Fig. 3Splicing profiling can detect mis-splicing in individuals carrying germline likely pathogenic/pathogenic variants.
a Plot comparing PSI of alternative splicing event associated with the given pathogenic (red) or variant likely pathogenic (VLP; blue) germline DNA variant obtained from proband against median PSI and interquartile range for that splicing event in controls, excluding samples in which the splicing event was not detected (black boxplot; outlier points are not shown). If the event was not found in controls, only the proband PSI was plotted. All PSI values were significantly higher than the mean control PSI (one-sample two-sided t test, p < 1 × 10−55). For CDH1 r.1055_1137del, the PSI values of 20 and 27 were observed in individuals with the pathogenic variant c.1137 + 1delG and the PSI value of 33 was observed in an individual with the VLP c.1057G > A. b–g Sashimi plot indicating reads supporting alternative splicing obtained via CloneSeq for HBOC (b, c), HNPCC (d, e), and HDGC (hereditary diffuse gastric cancer)/FAP (f, g) variants. b Partial skipping of CDS6 in PALB2. c Partial skipping of CDS2 in ATM. d Full skipping of CDS18 in MLH1. e Partial retention of intron 7 in MSH2. f Full skipping of CDS2 in APC. g Partial skipping of CDS16 in CDH1.

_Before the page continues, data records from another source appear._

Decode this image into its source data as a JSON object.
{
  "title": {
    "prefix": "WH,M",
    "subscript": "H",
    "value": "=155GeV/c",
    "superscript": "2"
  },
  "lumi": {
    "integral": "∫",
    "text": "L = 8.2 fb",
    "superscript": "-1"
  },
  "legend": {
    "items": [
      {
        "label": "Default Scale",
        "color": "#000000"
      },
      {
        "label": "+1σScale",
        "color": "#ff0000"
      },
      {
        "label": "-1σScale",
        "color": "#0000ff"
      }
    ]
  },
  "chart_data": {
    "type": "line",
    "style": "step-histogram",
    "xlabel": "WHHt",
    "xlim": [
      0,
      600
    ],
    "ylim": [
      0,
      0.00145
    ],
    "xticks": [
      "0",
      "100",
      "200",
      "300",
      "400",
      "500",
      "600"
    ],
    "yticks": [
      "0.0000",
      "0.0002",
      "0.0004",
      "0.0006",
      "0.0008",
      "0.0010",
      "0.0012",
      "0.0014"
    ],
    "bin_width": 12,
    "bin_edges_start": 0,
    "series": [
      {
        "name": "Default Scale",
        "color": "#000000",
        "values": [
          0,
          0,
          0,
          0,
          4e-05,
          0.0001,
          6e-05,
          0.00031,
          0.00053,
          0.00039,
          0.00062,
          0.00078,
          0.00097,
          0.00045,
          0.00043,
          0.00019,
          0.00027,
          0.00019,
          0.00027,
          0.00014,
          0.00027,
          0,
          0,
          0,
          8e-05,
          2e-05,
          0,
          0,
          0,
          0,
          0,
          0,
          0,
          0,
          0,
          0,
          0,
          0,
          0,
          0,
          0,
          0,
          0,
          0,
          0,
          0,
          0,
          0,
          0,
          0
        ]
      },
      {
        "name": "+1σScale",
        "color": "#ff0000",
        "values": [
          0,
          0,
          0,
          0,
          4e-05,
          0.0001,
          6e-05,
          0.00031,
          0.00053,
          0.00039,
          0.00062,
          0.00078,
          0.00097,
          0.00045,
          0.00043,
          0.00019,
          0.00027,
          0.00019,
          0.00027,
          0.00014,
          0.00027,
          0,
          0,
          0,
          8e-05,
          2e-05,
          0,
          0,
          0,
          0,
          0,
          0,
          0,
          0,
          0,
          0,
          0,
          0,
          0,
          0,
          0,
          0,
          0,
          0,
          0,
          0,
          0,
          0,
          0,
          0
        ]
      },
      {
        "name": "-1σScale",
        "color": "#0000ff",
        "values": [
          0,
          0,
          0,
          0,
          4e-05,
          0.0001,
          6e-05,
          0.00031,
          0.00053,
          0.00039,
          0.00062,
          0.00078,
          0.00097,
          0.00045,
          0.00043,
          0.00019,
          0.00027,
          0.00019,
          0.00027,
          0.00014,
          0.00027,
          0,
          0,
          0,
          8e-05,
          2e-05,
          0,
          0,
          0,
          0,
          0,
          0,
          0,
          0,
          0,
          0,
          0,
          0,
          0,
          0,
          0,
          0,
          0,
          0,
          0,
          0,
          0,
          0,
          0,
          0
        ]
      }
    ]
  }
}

Fig. 4Pathogenic variants identified in a consecutive cohort of 1000 patients analyzed by paired DNA and RNA genetic testing.
All PSI values shown were significantly higher than the mean control PSI (one-sample two-sided t test, p < 1 × 10−55). a PSI for variant-associated r dot, shown in red, compared to boxplot representing median and interquartile range of PSI for healthy controls, if applicable (outlier points are not shown). b Sashimi plot of BRCA1 r. r.80_81ins81-8_81-1 indicating coverage and junction reads supporting the 8 bp partial intronic insertion. Patient plot is tuna-colored, whereas control plot is salmon colored. c Sashimi plot of BRCA1 r.5075_5152del indicating coverage and junction reads supporting the coding exon 16 skipping. d Sashimi plot of BRCA2 r.426_475del indicating coverage and junction reads supporting the coding exon 4 skipping. e Sashimi plot of ATM r.8269_8418del indicating coverage and junction reads supporting the coding exon 56 skipping. f Sashimi plot of ATM r.3061_3077del indicating coverage and junction reads supporting the partial skipping of coding exon 19. g Sashimi plot of MUTYH r.576_577ins577-4_577-1 indicating coverage and junction reads supporting the partial intron 7 retention. h Sashimi plot of PMS2 r.11_23del indicating coverage and junction reads supporting the partial skipping of coding exon 1.